Demjanjuk, quien sirvió en ese campo como «Trawniki» -guarda voluntario- entre marzo y octubre de 1943, fue entregado por Estados Unidos el pasado mayo y desde entonces está en prisión preventiva.
El juicio se abrió el pasado noviembre y sufrió ya la primera interrupción en la tercera vista, al presentar el procesado síntomas de infección y fiebre.
La suspensión se produjo después de que la lectura de los cargos, en que dejaba se hacía hincapié en la crueldad de los «Trawniki», así como en el hecho de que Sobibor era un campo destinado exclusivamente al exterminio y que quienes eran deportados ahí eran gaseados a las pocas horas de llegar.
Asimismo se escucharon los testimonios de familiares de las víctimas, en su mayoría holandeses, que relataron ante el acusado cómo se llevaron a sus padres u otros familiares a ese campo.
La causa se retomó el 21 de diciembre, con declaraciones de familiares, expertos e historiadores, que incidieron en el papel de Sobibor en el exterminio judío.
La defensa de Demjanjuk ha pedido reiteradamente el sobreseimiento del proceso, con el argumento de que es una tortura para alguien que ya fue enjuiciado en su momento en Israel y que fue víctima del nazismo y no su cómplice, puesto que fue capturado por los nazis siendo soldado soviético.
El procesado ha asistido a todas las vistas sentado en una silla de rueda o tumbado en una camilla, tapado con una manta y con la cabeza cubierta con una gorra.

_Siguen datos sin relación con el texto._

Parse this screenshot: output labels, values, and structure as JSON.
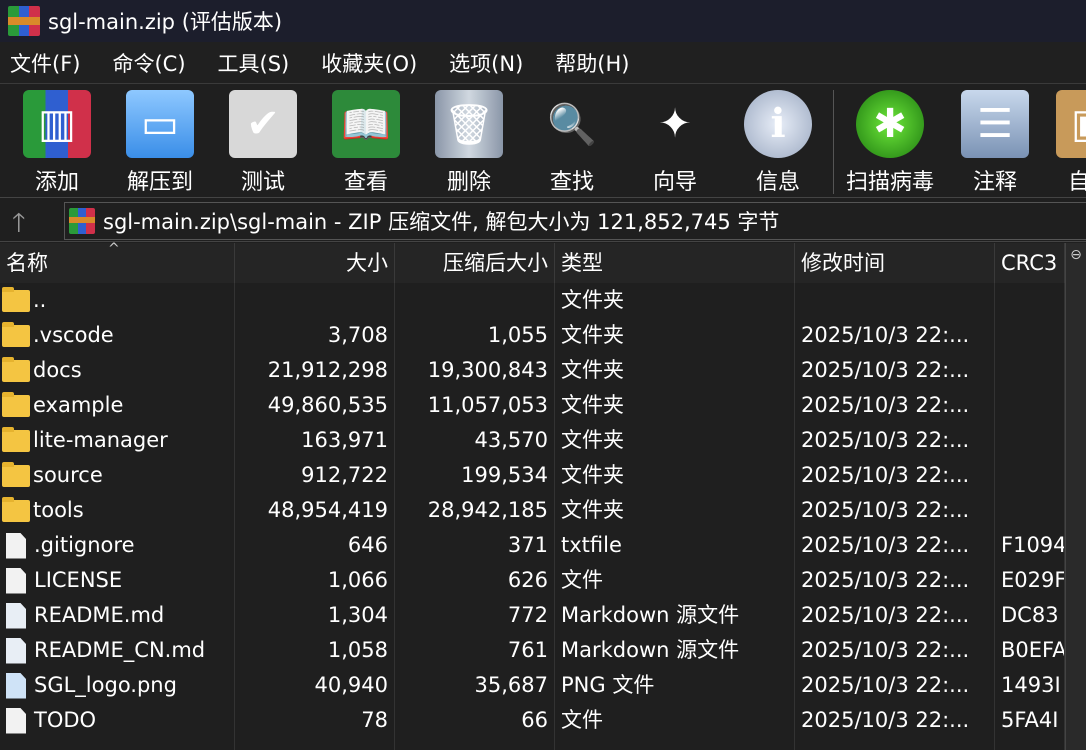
{
  "window": {
    "title": "sgl-main.zip (评估版本)"
  },
  "menu": [
    "文件(F)",
    "命令(C)",
    "工具(S)",
    "收藏夹(O)",
    "选项(N)",
    "帮助(H)"
  ],
  "toolbar": [
    {
      "label": "添加",
      "icon": "add-archive-icon"
    },
    {
      "label": "解压到",
      "icon": "extract-folder-icon"
    },
    {
      "label": "测试",
      "icon": "test-clipboard-icon"
    },
    {
      "label": "查看",
      "icon": "view-book-icon"
    },
    {
      "label": "删除",
      "icon": "trash-icon"
    },
    {
      "label": "查找",
      "icon": "magnifier-icon"
    },
    {
      "label": "向导",
      "icon": "wizard-wand-icon"
    },
    {
      "label": "信息",
      "icon": "info-icon"
    },
    {
      "label": "扫描病毒",
      "icon": "virus-scan-icon"
    },
    {
      "label": "注释",
      "icon": "comment-icon"
    },
    {
      "label": "自解",
      "icon": "sfx-box-icon"
    }
  ],
  "address": {
    "text": "sgl-main.zip\\sgl-main - ZIP 压缩文件, 解包大小为 121,852,745 字节"
  },
  "columns": [
    "名称",
    "大小",
    "压缩后大小",
    "类型",
    "修改时间",
    "CRC3"
  ],
  "rows": [
    {
      "name": "..",
      "size": "",
      "packed": "",
      "type": "文件夹",
      "modified": "",
      "crc": "",
      "kind": "folder"
    },
    {
      "name": ".vscode",
      "size": "3,708",
      "packed": "1,055",
      "type": "文件夹",
      "modified": "2025/10/3 22:...",
      "crc": "",
      "kind": "folder"
    },
    {
      "name": "docs",
      "size": "21,912,298",
      "packed": "19,300,843",
      "type": "文件夹",
      "modified": "2025/10/3 22:...",
      "crc": "",
      "kind": "folder"
    },
    {
      "name": "example",
      "size": "49,860,535",
      "packed": "11,057,053",
      "type": "文件夹",
      "modified": "2025/10/3 22:...",
      "crc": "",
      "kind": "folder"
    },
    {
      "name": "lite-manager",
      "size": "163,971",
      "packed": "43,570",
      "type": "文件夹",
      "modified": "2025/10/3 22:...",
      "crc": "",
      "kind": "folder"
    },
    {
      "name": "source",
      "size": "912,722",
      "packed": "199,534",
      "type": "文件夹",
      "modified": "2025/10/3 22:...",
      "crc": "",
      "kind": "folder"
    },
    {
      "name": "tools",
      "size": "48,954,419",
      "packed": "28,942,185",
      "type": "文件夹",
      "modified": "2025/10/3 22:...",
      "crc": "",
      "kind": "folder"
    },
    {
      "name": ".gitignore",
      "size": "646",
      "packed": "371",
      "type": "txtfile",
      "modified": "2025/10/3 22:...",
      "crc": "F1094",
      "kind": "file"
    },
    {
      "name": "LICENSE",
      "size": "1,066",
      "packed": "626",
      "type": "文件",
      "modified": "2025/10/3 22:...",
      "crc": "E029F",
      "kind": "file"
    },
    {
      "name": "README.md",
      "size": "1,304",
      "packed": "772",
      "type": "Markdown 源文件",
      "modified": "2025/10/3 22:...",
      "crc": "DC83",
      "kind": "md"
    },
    {
      "name": "README_CN.md",
      "size": "1,058",
      "packed": "761",
      "type": "Markdown 源文件",
      "modified": "2025/10/3 22:...",
      "crc": "B0EFA",
      "kind": "md"
    },
    {
      "name": "SGL_logo.png",
      "size": "40,940",
      "packed": "35,687",
      "type": "PNG 文件",
      "modified": "2025/10/3 22:...",
      "crc": "1493I",
      "kind": "png"
    },
    {
      "name": "TODO",
      "size": "78",
      "packed": "66",
      "type": "文件",
      "modified": "2025/10/3 22:...",
      "crc": "5FA4I",
      "kind": "file"
    }
  ]
}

Hasta ahora no ha hecho declaración alguna y únicamente se comunica con su abogado o los médicos que le atienden en el proceso a través de su intérprete al ucraniano.

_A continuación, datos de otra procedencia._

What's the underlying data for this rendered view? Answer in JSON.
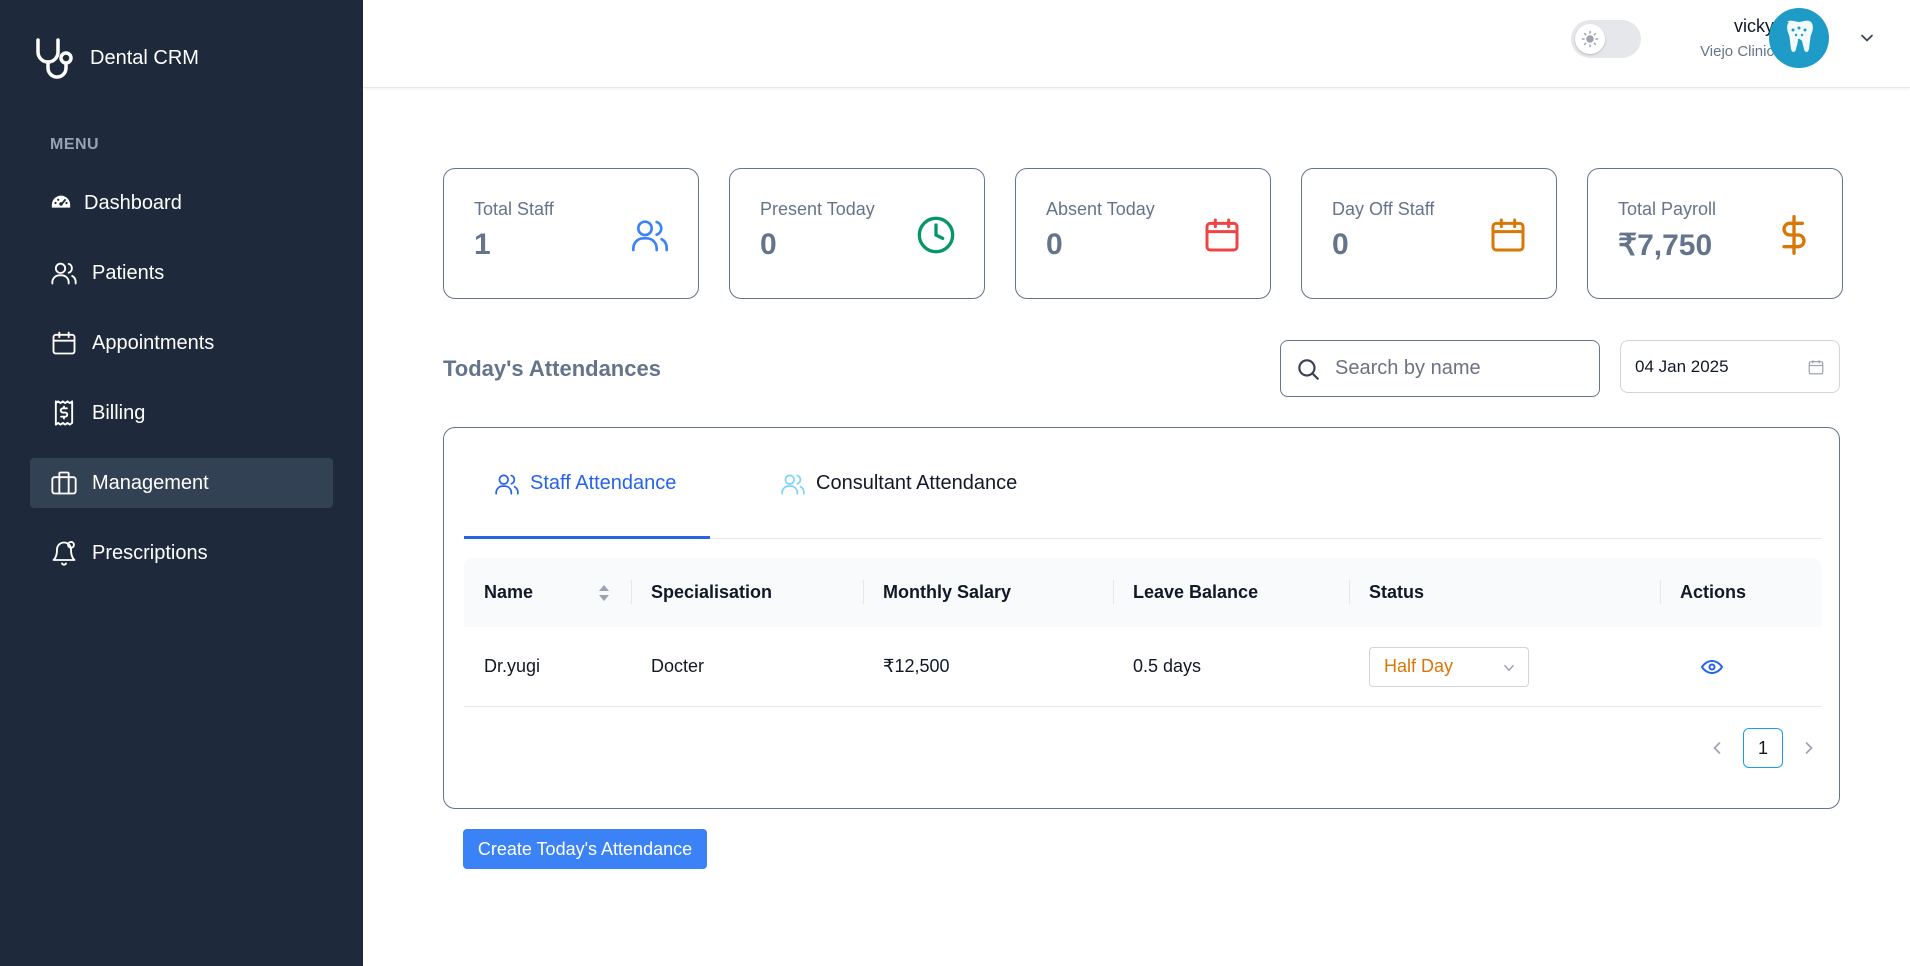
{
  "brand": {
    "name": "Dental CRM"
  },
  "sidebar": {
    "menu_label": "MENU",
    "items": [
      {
        "label": "Dashboard",
        "icon": "dashboard-icon",
        "active": false
      },
      {
        "label": "Patients",
        "icon": "users-icon",
        "active": false
      },
      {
        "label": "Appointments",
        "icon": "calendar-icon",
        "active": false
      },
      {
        "label": "Billing",
        "icon": "receipt-icon",
        "active": false
      },
      {
        "label": "Management",
        "icon": "briefcase-icon",
        "active": true
      },
      {
        "label": "Prescriptions",
        "icon": "bell-icon",
        "active": false
      }
    ]
  },
  "header": {
    "user_name": "vicky",
    "clinic": "Viejo Clinic",
    "theme": "light"
  },
  "stats": [
    {
      "label": "Total Staff",
      "value": "1",
      "icon": "users-icon",
      "color": "#3b82f6"
    },
    {
      "label": "Present Today",
      "value": "0",
      "icon": "clock-icon",
      "color": "#059669"
    },
    {
      "label": "Absent Today",
      "value": "0",
      "icon": "calendar-icon",
      "color": "#ef4444"
    },
    {
      "label": "Day Off Staff",
      "value": "0",
      "icon": "calendar-icon",
      "color": "#d97706"
    },
    {
      "label": "Total Payroll",
      "value": "₹7,750",
      "icon": "dollar-icon",
      "color": "#d97706"
    }
  ],
  "attendance": {
    "title": "Today's Attendances",
    "search_placeholder": "Search by name",
    "date": "04 Jan 2025",
    "tabs": [
      {
        "label": "Staff Attendance",
        "active": true
      },
      {
        "label": "Consultant Attendance",
        "active": false
      }
    ],
    "columns": [
      "Name",
      "Specialisation",
      "Monthly Salary",
      "Leave Balance",
      "Status",
      "Actions"
    ],
    "rows": [
      {
        "name": "Dr.yugi",
        "specialisation": "Docter",
        "salary": "₹12,500",
        "leave": "0.5 days",
        "status": "Half Day"
      }
    ],
    "page": "1",
    "create_label": "Create Today's Attendance"
  },
  "colors": {
    "sidebar_bg": "#1e293b",
    "accent": "#2563eb",
    "button": "#3b82f6"
  }
}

La suspensión ha acrecentado las dudas acerca su viabilidad, tanto por la avanzada edad del encausado como por el hecho de que no podrán declarar en él testigos presenciales de su papel en Sobibor, por no haber supervivientes que puedan reconocerle.

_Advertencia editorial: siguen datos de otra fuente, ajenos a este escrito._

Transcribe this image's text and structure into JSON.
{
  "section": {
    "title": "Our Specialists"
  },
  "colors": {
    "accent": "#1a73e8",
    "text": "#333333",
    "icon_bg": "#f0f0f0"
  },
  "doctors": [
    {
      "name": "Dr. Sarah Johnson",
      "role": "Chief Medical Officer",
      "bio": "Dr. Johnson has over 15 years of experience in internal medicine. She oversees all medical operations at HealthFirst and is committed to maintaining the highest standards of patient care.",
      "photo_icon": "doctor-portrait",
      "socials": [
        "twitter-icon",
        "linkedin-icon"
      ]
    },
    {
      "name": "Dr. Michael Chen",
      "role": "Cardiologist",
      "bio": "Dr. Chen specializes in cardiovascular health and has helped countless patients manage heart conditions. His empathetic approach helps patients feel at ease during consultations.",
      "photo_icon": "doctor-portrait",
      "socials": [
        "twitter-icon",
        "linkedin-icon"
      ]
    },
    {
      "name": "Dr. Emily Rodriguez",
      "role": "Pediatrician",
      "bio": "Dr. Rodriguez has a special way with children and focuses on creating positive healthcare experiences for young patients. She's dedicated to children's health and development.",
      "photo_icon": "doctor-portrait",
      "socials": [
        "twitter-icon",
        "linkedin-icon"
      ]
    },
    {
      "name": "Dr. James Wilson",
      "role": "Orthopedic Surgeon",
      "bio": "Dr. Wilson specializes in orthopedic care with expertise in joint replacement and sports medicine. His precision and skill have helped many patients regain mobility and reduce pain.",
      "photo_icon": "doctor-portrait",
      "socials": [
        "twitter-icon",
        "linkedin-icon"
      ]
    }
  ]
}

Demjanjuk, nacido en Ucrania en 1920, fue capturado por las tropas hitlerianas en 1942 siendo un soldado soviético, y pasó de prisionero de guerra a guarda voluntario de Sobibor y otros campos.
En los años 50 emigró a EEUU como víctima del nazismo, en tanto que ex prisionero, y cambió su nombre de pila, Iván, por el de John.
En 1975 se le identificó como presunto criminal nazi y fue extraditado a Israel, donde se le enjuició y condenó a morir en la horca, en 1988, como presunto «Iván el Terrible» de Treblinka.
Tras cinco años en el corredor de la muerte se le revocó la condena, al no poder demostrarse siquiera que estuvo en Treblinka e identificarse al tal «Iván el Terrible» como Ivan Marchenko.
La fiscalía muniquesa reabrió el caso en 2008 y solicitó su extradición a EEUU -país al que regresó tras el juicio en Israel- y sustenta su acusación en su carné y hoja de servicios en Sobibor, campo en que murieron unos 250.000 judíos de toda Europa, de los cuales 27.900 corresponden a su periodo como guarda.
En ese campo sirvieron unos 150 guardas voluntarios, prisioneros de guerra soviéticos, a las órdenes de unos 50 nazis.
Se trata de la primera vez que Alemania procesa a un ejecutor extranjero y se considera será el último gran juicio por crímenes del nazismo en el país del que partió el Holocausto dada la avanzada edad de los imputados y de los supervivientes.